The next step is to perform a Coombs reaction, that determines if the red blood cells are coated with immunoglobulin, complement or both in vivo. If positive, and in cold agglutinin disease this test is usually positive for IgM, it should be followed by the determination of the titer of antibodies and their thermal activity .
Titers higher than 1:512 are considered to be clinically significant, while titers greater than 1:64 are considered abnormal. If high titers are found, blood should also be tested after being warmed to 37 degrees Celsius.  . When bovine serum albumin is added during cold agglutinin titer and thermal amplitude testing, the results provide a better correlation with the clinical condition. 
Another useful test is protein electrophoresis or immunoelectrophoresis to determine if dysproteinemia is present.

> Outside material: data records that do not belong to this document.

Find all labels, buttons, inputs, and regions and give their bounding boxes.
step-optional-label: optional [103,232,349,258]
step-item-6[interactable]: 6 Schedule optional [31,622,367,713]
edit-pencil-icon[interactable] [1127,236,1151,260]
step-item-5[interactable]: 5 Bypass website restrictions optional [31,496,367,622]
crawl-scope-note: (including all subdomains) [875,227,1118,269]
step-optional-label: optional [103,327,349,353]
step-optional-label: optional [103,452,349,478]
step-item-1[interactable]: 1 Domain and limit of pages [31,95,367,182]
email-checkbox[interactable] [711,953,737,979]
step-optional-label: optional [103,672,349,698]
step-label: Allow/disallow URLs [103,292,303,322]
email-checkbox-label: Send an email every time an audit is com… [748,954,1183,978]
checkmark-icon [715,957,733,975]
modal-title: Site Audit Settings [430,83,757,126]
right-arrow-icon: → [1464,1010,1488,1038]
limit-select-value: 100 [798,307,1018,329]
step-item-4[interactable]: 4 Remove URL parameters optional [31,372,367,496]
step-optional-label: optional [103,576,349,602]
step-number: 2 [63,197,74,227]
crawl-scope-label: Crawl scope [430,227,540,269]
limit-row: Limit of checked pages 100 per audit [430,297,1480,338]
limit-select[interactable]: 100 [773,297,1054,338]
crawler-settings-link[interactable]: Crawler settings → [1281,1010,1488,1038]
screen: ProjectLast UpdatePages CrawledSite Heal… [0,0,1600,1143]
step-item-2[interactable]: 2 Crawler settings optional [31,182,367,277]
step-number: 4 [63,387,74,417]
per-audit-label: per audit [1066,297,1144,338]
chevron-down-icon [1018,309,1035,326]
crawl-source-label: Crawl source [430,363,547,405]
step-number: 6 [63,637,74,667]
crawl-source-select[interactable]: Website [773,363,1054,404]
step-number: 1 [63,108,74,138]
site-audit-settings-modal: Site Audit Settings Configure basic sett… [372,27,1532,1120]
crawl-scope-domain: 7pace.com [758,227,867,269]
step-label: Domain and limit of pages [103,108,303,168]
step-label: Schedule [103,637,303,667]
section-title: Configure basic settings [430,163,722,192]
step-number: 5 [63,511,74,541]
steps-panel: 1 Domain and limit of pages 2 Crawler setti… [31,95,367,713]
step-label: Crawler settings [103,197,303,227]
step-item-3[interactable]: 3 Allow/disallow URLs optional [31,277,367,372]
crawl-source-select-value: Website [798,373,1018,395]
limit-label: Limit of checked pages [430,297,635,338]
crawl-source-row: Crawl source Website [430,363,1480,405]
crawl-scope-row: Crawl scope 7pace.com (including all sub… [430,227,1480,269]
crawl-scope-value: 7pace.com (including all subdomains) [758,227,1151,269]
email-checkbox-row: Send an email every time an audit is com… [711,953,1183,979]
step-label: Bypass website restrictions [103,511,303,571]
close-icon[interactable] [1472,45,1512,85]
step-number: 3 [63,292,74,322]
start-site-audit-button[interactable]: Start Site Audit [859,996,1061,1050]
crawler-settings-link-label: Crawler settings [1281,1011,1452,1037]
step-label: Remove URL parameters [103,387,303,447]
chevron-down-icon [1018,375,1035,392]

Given the fact that cold agglutinin disease is often secondary to other diseases, certain entities should be tested for: influenza, infectious mononucleosis, AIDS, hepatitis, malaria, cytomegalovirus infection, systemic lupus erythematosus , scleroderma, rheumatoid arthritis , sarcomas , carcinomas , melanomas, and immunoproliferative diseases. If the latter is suspected, bone marrow evaluation and lymph node biopsies should be performed.